There are several proposals for the chemical structures of APE pigments, for various species of bacteria, and the structures present variations in the substituents such as methylations in aryl chains, number of double bonds, bonds with lipids, existence of bromine or chlorine, esterification, among others (Supplementary Table S2). Among discoveries of the metabolic pathway of APEs, proteins that participate in the biosynthetic routes and chemical structures continue to be proposed and are currently of interest to several authors [7,12,27,29,44]. The synthetic pathways for these APE pigments remain not yet fully elucidated and further studies focusing on specific enzymes are still needed. It could be that each species has their own mechanism, sharing similar gene clusters, with different proteins heterodimers, active sites and amino acid composition, and even different substrates for starting the reaction.

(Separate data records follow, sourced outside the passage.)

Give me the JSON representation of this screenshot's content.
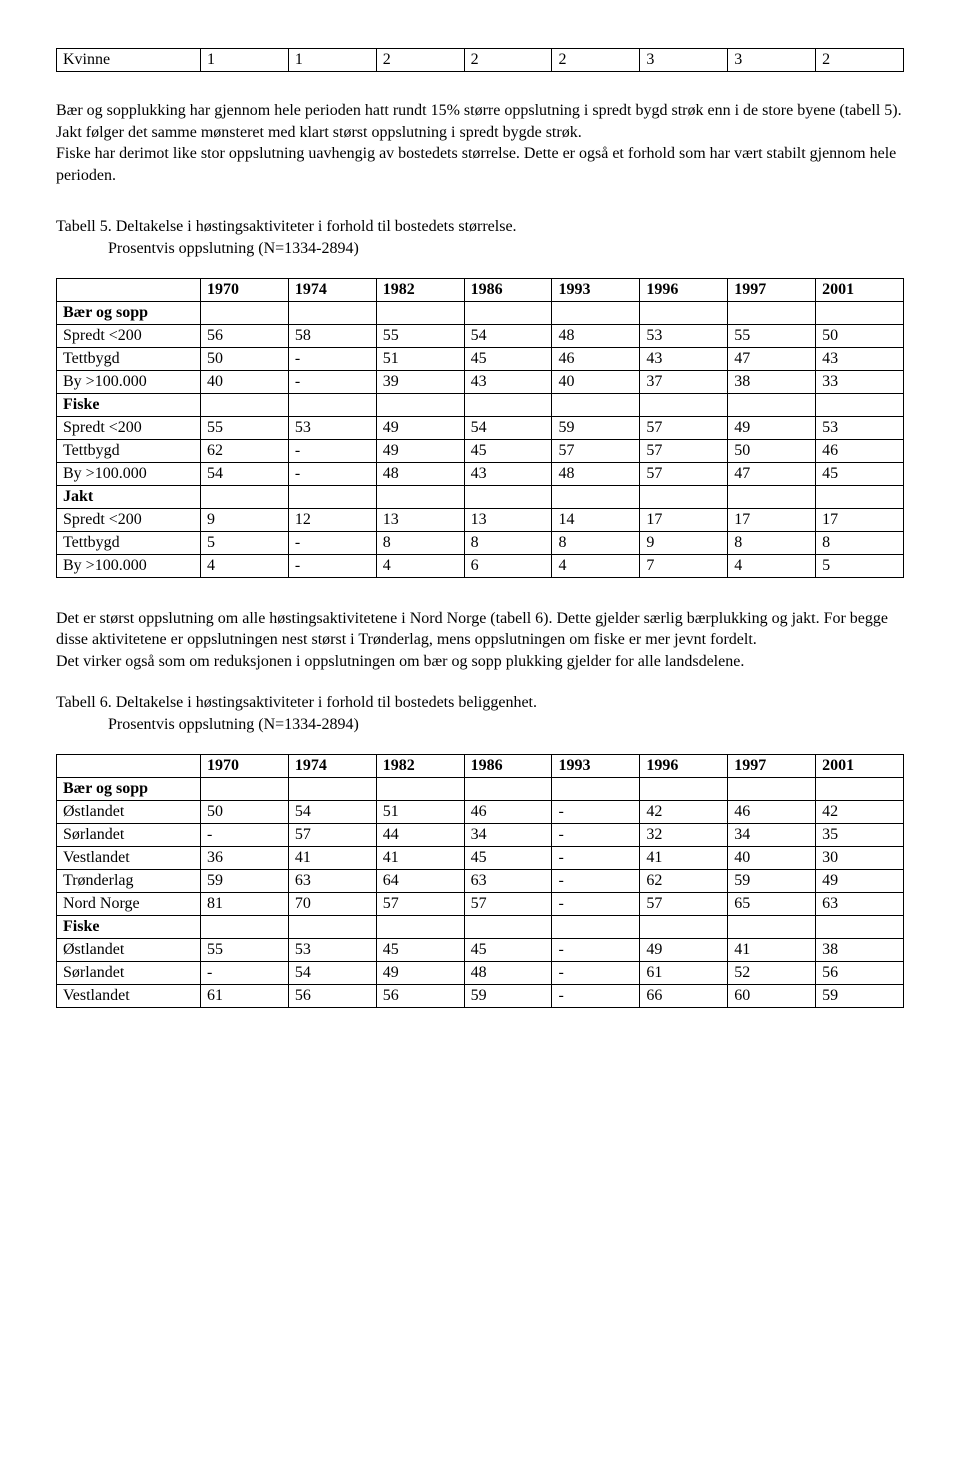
{
  "topTable": {
    "row": [
      "Kvinne",
      "1",
      "1",
      "2",
      "2",
      "2",
      "3",
      "3",
      "2"
    ]
  },
  "para1": [
    "Bær og sopplukking har gjennom hele perioden hatt rundt 15% større oppslutning i spredt bygd strøk enn i de store byene (tabell 5).",
    "Jakt følger det samme mønsteret med klart størst oppslutning i spredt bygde strøk.",
    "Fiske har derimot like stor oppslutning uavhengig av bostedets størrelse. Dette er også et forhold som har vært stabilt gjennom hele perioden."
  ],
  "table5": {
    "title": "Tabell 5. Deltakelse i høstingsaktiviteter i forhold til bostedets størrelse.",
    "subtitle": "Prosentvis oppslutning  (N=1334-2894)",
    "headers": [
      "",
      "1970",
      "1974",
      "1982",
      "1986",
      "1993",
      "1996",
      "1997",
      "2001"
    ],
    "rows": [
      {
        "label": "Bær og sopp",
        "cells": [
          "",
          "",
          "",
          "",
          "",
          "",
          "",
          ""
        ],
        "bold": true
      },
      {
        "label": "Spredt <200",
        "cells": [
          "56",
          "58",
          "55",
          "54",
          "48",
          "53",
          "55",
          "50"
        ]
      },
      {
        "label": "Tettbygd",
        "cells": [
          "50",
          "-",
          "51",
          "45",
          "46",
          "43",
          "47",
          "43"
        ]
      },
      {
        "label": "By >100.000",
        "cells": [
          "40",
          "-",
          "39",
          "43",
          "40",
          "37",
          "38",
          "33"
        ]
      },
      {
        "label": "Fiske",
        "cells": [
          "",
          "",
          "",
          "",
          "",
          "",
          "",
          ""
        ],
        "bold": true
      },
      {
        "label": "Spredt <200",
        "cells": [
          "55",
          "53",
          "49",
          "54",
          "59",
          "57",
          "49",
          "53"
        ]
      },
      {
        "label": "Tettbygd",
        "cells": [
          "62",
          "-",
          "49",
          "45",
          "57",
          "57",
          "50",
          "46"
        ]
      },
      {
        "label": "By >100.000",
        "cells": [
          "54",
          "-",
          "48",
          "43",
          "48",
          "57",
          "47",
          "45"
        ]
      },
      {
        "label": "Jakt",
        "cells": [
          "",
          "",
          "",
          "",
          "",
          "",
          "",
          ""
        ],
        "bold": true
      },
      {
        "label": "Spredt <200",
        "cells": [
          "9",
          "12",
          "13",
          "13",
          "14",
          "17",
          "17",
          "17"
        ]
      },
      {
        "label": "Tettbygd",
        "cells": [
          "5",
          "-",
          "8",
          "8",
          "8",
          "9",
          "8",
          "8"
        ]
      },
      {
        "label": "By >100.000",
        "cells": [
          "4",
          "-",
          "4",
          "6",
          "4",
          "7",
          "4",
          "5"
        ]
      }
    ]
  },
  "para2": [
    "Det er størst oppslutning om alle høstingsaktivitetene i Nord Norge (tabell 6). Dette gjelder særlig bærplukking og jakt. For begge disse aktivitetene er oppslutningen nest størst i Trønderlag, mens oppslutningen om fiske er mer jevnt fordelt.",
    "Det virker også som om reduksjonen i oppslutningen om bær og sopp plukking gjelder for alle landsdelene."
  ],
  "table6": {
    "title": "Tabell 6. Deltakelse i høstingsaktiviteter i forhold til bostedets beliggenhet.",
    "subtitle": "Prosentvis oppslutning  (N=1334-2894)",
    "headers": [
      "",
      "1970",
      "1974",
      "1982",
      "1986",
      "1993",
      "1996",
      "1997",
      "2001"
    ],
    "rows": [
      {
        "label": "Bær og sopp",
        "cells": [
          "",
          "",
          "",
          "",
          "",
          "",
          "",
          ""
        ],
        "bold": true
      },
      {
        "label": "Østlandet",
        "cells": [
          "50",
          "54",
          "51",
          "46",
          "-",
          "42",
          "46",
          "42"
        ]
      },
      {
        "label": "Sørlandet",
        "cells": [
          "-",
          "57",
          "44",
          "34",
          "-",
          "32",
          "34",
          "35"
        ]
      },
      {
        "label": "Vestlandet",
        "cells": [
          "36",
          "41",
          "41",
          "45",
          "-",
          "41",
          "40",
          "30"
        ]
      },
      {
        "label": "Trønderlag",
        "cells": [
          "59",
          "63",
          "64",
          "63",
          "-",
          "62",
          "59",
          "49"
        ]
      },
      {
        "label": "Nord Norge",
        "cells": [
          "81",
          "70",
          "57",
          "57",
          "-",
          "57",
          "65",
          "63"
        ]
      },
      {
        "label": "Fiske",
        "cells": [
          "",
          "",
          "",
          "",
          "",
          "",
          "",
          ""
        ],
        "bold": true
      },
      {
        "label": "Østlandet",
        "cells": [
          "55",
          "53",
          "45",
          "45",
          "-",
          "49",
          "41",
          "38"
        ]
      },
      {
        "label": "Sørlandet",
        "cells": [
          "-",
          "54",
          "49",
          "48",
          "-",
          "61",
          "52",
          "56"
        ]
      },
      {
        "label": "Vestlandet",
        "cells": [
          "61",
          "56",
          "56",
          "59",
          "-",
          "66",
          "60",
          "59"
        ]
      }
    ]
  },
  "colWidths": [
    "17%",
    "10.375%",
    "10.375%",
    "10.375%",
    "10.375%",
    "10.375%",
    "10.375%",
    "10.375%",
    "10.375%"
  ]
}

As APE-DAR BGC is widely distributed, the variability of chemical structures of these pigments only tends to increase. However, the genetic information described until now is insufficient to help us understand the differences in the production of xanthomonadin or flexirubin specifically. Chemical analyses combined with omics approaches are powerful tools for understanding biosynthetic routes, thus providing important information that can be used to stimulate the production of these pigments for possible industrial uses [17,45].

4. Conclusions

A genome analysis of Chryseobacterium kr6 and Lysobacter A03 revealed the presence of gene clusters encoding for essential proteins that participate in the biosynthetic and transport pathways of APE pigments, confirming that those genes are not restricted to xanthomonas-like bacteria and are widespread. The mass spectrometry analysis suggests that strain kr6 possibly produces a mixture of flexirubins while strain A03 produces xanthomonadin-like pigments. Although the exact chemical structures of the pigments synthesized by Chryseobacterium kr6 and Lysobacter A03 was not fully elucidated, this study provides important insights on the complex biosynthetic pathways and structural features of bacterial APE.